She did not need Betsey's ecstatic welcome; the road was clear and straight before her now. Preparing the little dinner was a triumph; reducing the kitchen to something like its old order, she found absorbing and exhilarating. "We'll bake to-morrow--we'll clean that thoroughly to-morrow--we'll make out a list of necessities to-morrow," said Susan.
She insisted upon Philip's changing his wet shoes for slippers when the boys came home at six o'clock; she gave little Jim a sisterly kiss.
"Gosh, this is something like!" said Jim simply, eyes upon the hot dinner and the orderly kitchen. "This house has been about the rottenest place ever, for I don't know how long!"
Philip did not say anything, but Susan did not misread the look in his tired eyes. After dinner they kept him a place by the fire while he went up to see his mother. When he came down twenty minutes later he seemed troubled.
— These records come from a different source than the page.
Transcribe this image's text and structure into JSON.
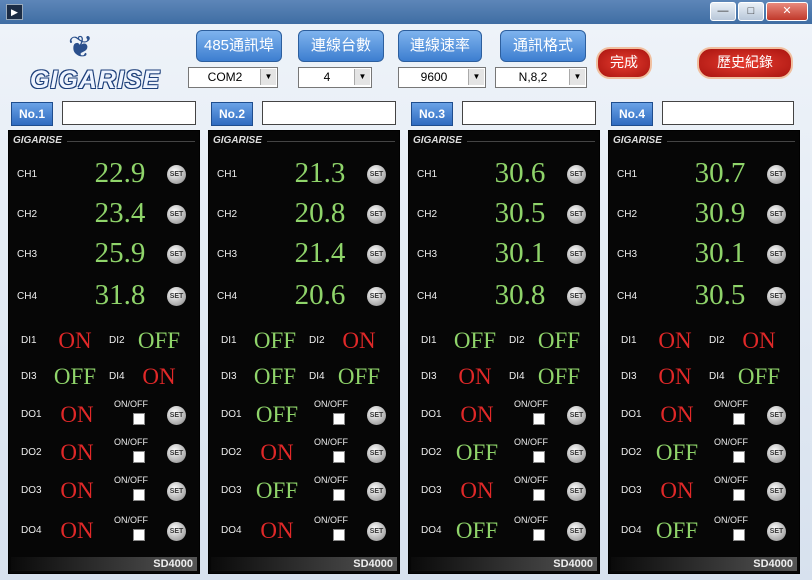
{
  "window": {
    "icon": "play-icon",
    "controls": [
      {
        "name": "minimize-button",
        "icon": "minimize-icon",
        "symbol": "—"
      },
      {
        "name": "maximize-button",
        "icon": "maximize-icon",
        "symbol": "□"
      },
      {
        "name": "close-button",
        "icon": "close-icon",
        "symbol": "✕"
      }
    ]
  },
  "logo": {
    "text": "GIGARISE",
    "icon": "eagle-icon"
  },
  "config": [
    {
      "label": "485通訊埠",
      "value": "COM2"
    },
    {
      "label": "連線台數",
      "value": "4"
    },
    {
      "label": "連線速率",
      "value": "9600"
    },
    {
      "label": "通訊格式",
      "value": "N,8,2"
    }
  ],
  "done_label": "完成",
  "history_label": "歷史紀錄",
  "devices": [
    {
      "label": "No.1",
      "brand": "GIGARISE",
      "model": "SD4000",
      "channels": [
        {
          "name": "CH1",
          "value": "22.9"
        },
        {
          "name": "CH2",
          "value": "23.4"
        },
        {
          "name": "CH3",
          "value": "25.9"
        },
        {
          "name": "CH4",
          "value": "31.8"
        }
      ],
      "di": [
        {
          "name": "DI1",
          "state": "ON"
        },
        {
          "name": "DI2",
          "state": "OFF"
        },
        {
          "name": "DI3",
          "state": "OFF"
        },
        {
          "name": "DI4",
          "state": "ON"
        }
      ],
      "do": [
        {
          "name": "DO1",
          "state": "ON"
        },
        {
          "name": "DO2",
          "state": "ON"
        },
        {
          "name": "DO3",
          "state": "ON"
        },
        {
          "name": "DO4",
          "state": "ON"
        }
      ]
    },
    {
      "label": "No.2",
      "brand": "GIGARISE",
      "model": "SD4000",
      "channels": [
        {
          "name": "CH1",
          "value": "21.3"
        },
        {
          "name": "CH2",
          "value": "20.8"
        },
        {
          "name": "CH3",
          "value": "21.4"
        },
        {
          "name": "CH4",
          "value": "20.6"
        }
      ],
      "di": [
        {
          "name": "DI1",
          "state": "OFF"
        },
        {
          "name": "DI2",
          "state": "ON"
        },
        {
          "name": "DI3",
          "state": "OFF"
        },
        {
          "name": "DI4",
          "state": "OFF"
        }
      ],
      "do": [
        {
          "name": "DO1",
          "state": "OFF"
        },
        {
          "name": "DO2",
          "state": "ON"
        },
        {
          "name": "DO3",
          "state": "OFF"
        },
        {
          "name": "DO4",
          "state": "ON"
        }
      ]
    },
    {
      "label": "No.3",
      "brand": "GIGARISE",
      "model": "SD4000",
      "channels": [
        {
          "name": "CH1",
          "value": "30.6"
        },
        {
          "name": "CH2",
          "value": "30.5"
        },
        {
          "name": "CH3",
          "value": "30.1"
        },
        {
          "name": "CH4",
          "value": "30.8"
        }
      ],
      "di": [
        {
          "name": "DI1",
          "state": "OFF"
        },
        {
          "name": "DI2",
          "state": "OFF"
        },
        {
          "name": "DI3",
          "state": "ON"
        },
        {
          "name": "DI4",
          "state": "OFF"
        }
      ],
      "do": [
        {
          "name": "DO1",
          "state": "ON"
        },
        {
          "name": "DO2",
          "state": "OFF"
        },
        {
          "name": "DO3",
          "state": "ON"
        },
        {
          "name": "DO4",
          "state": "OFF"
        }
      ]
    },
    {
      "label": "No.4",
      "brand": "GIGARISE",
      "model": "SD4000",
      "channels": [
        {
          "name": "CH1",
          "value": "30.7"
        },
        {
          "name": "CH2",
          "value": "30.9"
        },
        {
          "name": "CH3",
          "value": "30.1"
        },
        {
          "name": "CH4",
          "value": "30.5"
        }
      ],
      "di": [
        {
          "name": "DI1",
          "state": "ON"
        },
        {
          "name": "DI2",
          "state": "ON"
        },
        {
          "name": "DI3",
          "state": "ON"
        },
        {
          "name": "DI4",
          "state": "OFF"
        }
      ],
      "do": [
        {
          "name": "DO1",
          "state": "ON"
        },
        {
          "name": "DO2",
          "state": "OFF"
        },
        {
          "name": "DO3",
          "state": "ON"
        },
        {
          "name": "DO4",
          "state": "OFF"
        }
      ]
    }
  ],
  "set_label": "SET",
  "onoff_label": "ON/OFF",
  "colors": {
    "on": "#e02828",
    "off": "#8fd46a",
    "value": "#8fd46a",
    "button": "#3d7ed0",
    "accent_red": "#c0211a"
  }
}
"Mother says that we're imposing on you, Sue," he said. "She made me promise to make you go home tomorrow. She says you've had enough to bear!"
Betsey sat up with a rueful exclamation, and Jimmy grunted a disconsolate "Gosh!" but Susan only smiled.
"That's only part of her--trouble, Phil," she said, reassuringly. And presently she serenely led them all upstairs. "We've got to make those beds, Betts," said Susan.
"Mother may hear us," said Betsey, fearfully.
"I hope she will!" Susan said. But, if she did, no sound came from the mother's room. After awhile Susan noticed that her door, which had been ajar, was shut tight.
She lay awake late that night, Betts' tear-stained but serene little face close to her shoulder, Betts' hand still tight in hers. The wind shook the casements, and the unwearied storm screamed about the house. Susan thought of the woman in the next room, wondered if she was lying awake, too, alone with sick and sorrowful memories?